Benditas sejam as fontesii / À beirinha dos caminhos, / Onde vão matar a sede
Os alegres passarinhos
Nos dias de hoje não damos importância a estas construções, porque as fontes agora
são torneiras; tempos houve em que a água era transportada em cântaros de barro à
cabeça com a ajuda de uma rodilha, à mão com balde ou regador. E vendida (doce)

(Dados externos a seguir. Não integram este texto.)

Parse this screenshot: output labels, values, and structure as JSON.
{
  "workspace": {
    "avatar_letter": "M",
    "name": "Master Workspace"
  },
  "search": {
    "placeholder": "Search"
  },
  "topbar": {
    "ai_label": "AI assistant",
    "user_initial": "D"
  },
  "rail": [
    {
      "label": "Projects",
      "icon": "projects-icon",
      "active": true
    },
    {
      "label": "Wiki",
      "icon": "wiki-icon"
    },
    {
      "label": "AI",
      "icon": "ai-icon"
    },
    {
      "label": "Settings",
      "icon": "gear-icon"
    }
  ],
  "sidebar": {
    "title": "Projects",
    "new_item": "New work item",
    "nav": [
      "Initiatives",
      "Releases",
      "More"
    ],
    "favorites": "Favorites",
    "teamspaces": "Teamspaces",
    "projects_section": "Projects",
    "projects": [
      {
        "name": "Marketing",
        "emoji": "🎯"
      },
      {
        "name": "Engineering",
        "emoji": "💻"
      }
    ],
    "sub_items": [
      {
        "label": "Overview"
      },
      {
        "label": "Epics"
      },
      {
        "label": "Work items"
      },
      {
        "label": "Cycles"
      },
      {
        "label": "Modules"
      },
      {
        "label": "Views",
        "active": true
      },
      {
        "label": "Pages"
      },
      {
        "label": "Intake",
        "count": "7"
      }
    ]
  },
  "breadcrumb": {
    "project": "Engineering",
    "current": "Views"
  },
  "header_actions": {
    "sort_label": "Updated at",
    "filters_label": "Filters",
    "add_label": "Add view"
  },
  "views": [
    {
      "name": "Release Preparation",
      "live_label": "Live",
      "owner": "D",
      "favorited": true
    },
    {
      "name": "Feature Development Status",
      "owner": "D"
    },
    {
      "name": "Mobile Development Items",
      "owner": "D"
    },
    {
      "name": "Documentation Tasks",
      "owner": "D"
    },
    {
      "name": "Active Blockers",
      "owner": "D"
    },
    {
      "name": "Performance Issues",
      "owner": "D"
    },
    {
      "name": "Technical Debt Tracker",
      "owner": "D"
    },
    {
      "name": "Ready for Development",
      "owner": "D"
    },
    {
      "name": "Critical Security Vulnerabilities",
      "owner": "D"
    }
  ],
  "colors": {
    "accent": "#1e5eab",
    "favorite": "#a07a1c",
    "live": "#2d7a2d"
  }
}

nas festas em cântaro de barro.
Com as obras dos arruamentos (já nos anos 1980 e 1990) e as construções a jusante
da Rua da Vila Cova, o “progresso” cortou a mina e com ela, a água, e deixou a fonte
órfã do valioso líquido e da presença humana. Durante o dia e durante a noite. 24
horas por dia.
O lugar é rico em água. É natural até que a origem do topónimo tenha raízes nesses
recursos. Apesar disso, este bem é sempre disputado, é origem de rixas, motivo de
inveja e cobiça; avidez. Mesmo não havendo fontanário, tempos houve em que a
simples transmissão de um prédio onerava o subsolo com a “autorização de construir
poço e extrair água apenas com balde, ou bomba manual”. Avalie-se assim a fortuna
de ter água próxima, água corredia, de uma fonte que alguém com enorme visão
resolveu um dia, em 1904, construir.
Esta fonte sempre deu água desde a sua construção, em 1904. Água aos moradores,
e água a todos os que por ali passavam.
O fontanário está rodeado por casas Modernas, por uma capela oitocentista (Capela
de São José, na “Casa da Capela”, e por uma habitação do século XIX com
arquitetura deveras peculiar no seu interior, de que se destaca um louceiro encaixado
na própria fachada granítica; e no primeiro andar, junto aos aposentos, um nicho que
atesta a fé e a religiosidade vividas naquela habitação. Mais afastado, mas ainda
assim, próximo, um moinho, nas margens do Rio Madões.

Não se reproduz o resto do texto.